The parents of the children wear a different mask; while there is nothing physical upon their faces, the reflection of their email and RSS feeds and status updates smear across their features, shutting them off from the world more than any Wolverine® latex ever could. It is, in one still image, a surpassing and comprehensive look at American society in the 21st century: we send our children out with masks to play-act traditions that were shaky and hoary when we were young, forcing them to play outside and make friends with the neighbor girls, while shutting down ourselves via 3G and electrons and Cymblata and whiskey more then even our own parents could manage.

That Mr. Ware has evoked this without showing us a single costume, or a single face, or truly, anything other than basic shapes coupled with a flat-matte color palette, again validates the dozens of honors that litter his career.

I’ve been reading a lot of comics criticism recently, as it happens, and one thing I’ve noticed is that writing about super-hero comics is almost invariably better than writing about art comics. That’s because writing about art comics tends to be really unendurably sententious. I mean, “going forth into that terrible night”; “traditions that were shaky and hoary when we were young”; “Mr. Ware”; “again validates the dozens of honors that litter his career”…I mean, come on. It’s like we’ve stumbled into the back cover blurb of a volume of contemporary poetry. The stink of reverence is suffocating.

Again, I don’t blame Gorjus personally. This just seems to be how folks write when they write about art comics. It’s particularly unfortunate in this case, though, because…jeez is that cover a drearily cliched piece of crap. I mean, Chris Ware sure goes way out on a limb there, using the pages of the New Yorker to sneer at contemporary technology and those who use it! Boy, I bet that was a hard sell to Francoise Mouly, huh? Imagine…the stodgy old New Yorker being old and stodgy! Really shifts your paradigm, huh?

Obviously, Chris Ware is a talented designer…but I have to say that personally my patience for his antiseptic blocky buildings and antiseptic toy-like people is pretty much exhausted. And, just out of curiosity, where exactly are the Halloween decorations here? Oh, right…if you included those, the picture wouldn’t be quite bland enough. Yes, yes I know that he’s showing the antiseptic emptiness of contemporary life…to which I say “feh,” and also, “yawn.” The bourgeoise literary tradition where you excoriate the bourgeoisie for their empty, lifeless culture by creating empty, lifeless culture — it’s been going on for generations, and I presume it’ll continue as long as two bourgeoisie are alive so that one can sneer at the other, but I don’t see why we (bourgeoise or otherwise) need to pretend that it provides some deep and humane insight.
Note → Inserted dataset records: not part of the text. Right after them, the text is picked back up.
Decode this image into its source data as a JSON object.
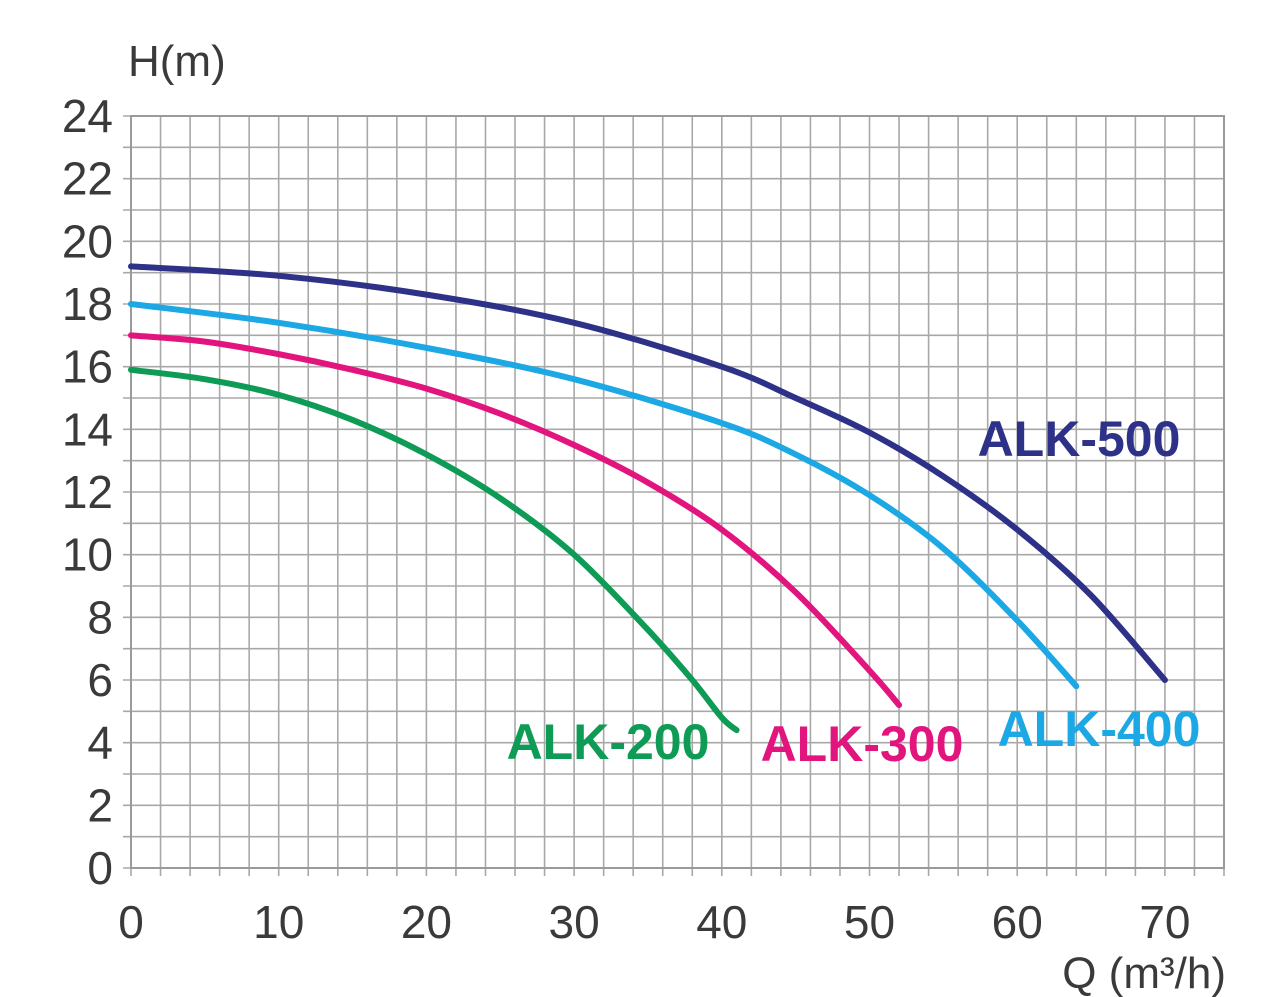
{
  "chart_data": {
    "type": "line",
    "title": "",
    "xlabel": "Q (m³/h)",
    "ylabel": "H(m)",
    "xlim": [
      0,
      74
    ],
    "ylim": [
      0,
      24
    ],
    "grid": true,
    "x_ticks": [
      "0",
      "10",
      "20",
      "30",
      "40",
      "50",
      "60",
      "70"
    ],
    "y_ticks": [
      "0",
      "2",
      "4",
      "6",
      "8",
      "10",
      "12",
      "14",
      "16",
      "18",
      "20",
      "22",
      "24"
    ],
    "series": [
      {
        "name": "ALK-200",
        "color": "#0e9b56",
        "x": [
          0,
          5,
          10,
          15,
          20,
          25,
          30,
          35,
          38,
          40,
          41
        ],
        "y": [
          15.9,
          15.6,
          15.1,
          14.3,
          13.2,
          11.8,
          10.0,
          7.6,
          6.0,
          4.8,
          4.4
        ]
      },
      {
        "name": "ALK-300",
        "color": "#e2147e",
        "x": [
          0,
          5,
          10,
          15,
          20,
          25,
          30,
          35,
          40,
          45,
          50,
          52
        ],
        "y": [
          17.0,
          16.8,
          16.4,
          15.9,
          15.3,
          14.5,
          13.5,
          12.3,
          10.8,
          8.8,
          6.3,
          5.2
        ]
      },
      {
        "name": "ALK-400",
        "color": "#1ba8e4",
        "x": [
          0,
          10,
          20,
          30,
          40,
          45,
          50,
          55,
          60,
          64
        ],
        "y": [
          18.0,
          17.4,
          16.6,
          15.6,
          14.2,
          13.2,
          11.9,
          10.2,
          7.9,
          5.8
        ]
      },
      {
        "name": "ALK-500",
        "color": "#2e3188",
        "x": [
          0,
          10,
          20,
          30,
          40,
          45,
          50,
          55,
          60,
          65,
          70
        ],
        "y": [
          19.2,
          18.9,
          18.3,
          17.4,
          16.0,
          15.0,
          13.9,
          12.5,
          10.8,
          8.7,
          6.0
        ]
      }
    ]
  }
}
Because it doesn’t — it’s just glib. Which is what this cover is; overwhelmingly glib, with the self-satisfied glibness that is the inevitable adornment of a real New Yorker cartoon. You could get the same level of insight from the crank at your local bar. “Damn it, cell phones…they’re ruining the world! People just don’t talk anymore like they used to!”

You want to know the technology that actually affects the Halloween ritual? As somebody who went trick-or-treating in the quite affluent neighborhood of Hyde Park, I can tell you that the mechanical device at the end of everyone’s fingers was not the cell phone, but the digital camera — except for the moments when people were using their cell phones as cameras, I guess. Because everyone was taking pictures of their kids in their cute costumes, for even in this soulless, technology-ridden age in which we sadly toil, taking pictures of kids in costumes is still the sort of thing that parents do more or less constantly.

Gorjus finishes his essay by saying, in reference to both the cover and Ware’s interior story, “It’s bleak, this world; it’s rife with cynicism and misanthropy, as can be said of much of Mr. Ware’s work.” But this image, at least, isn’t bleak or cynical. It’s nostalgic and suffused with easy sentiment and easier moralism. It’s a big slab of maudlin hooey concealed under a thin veneer of urbanity. And it, and its critical enablers, deserve to be hooted.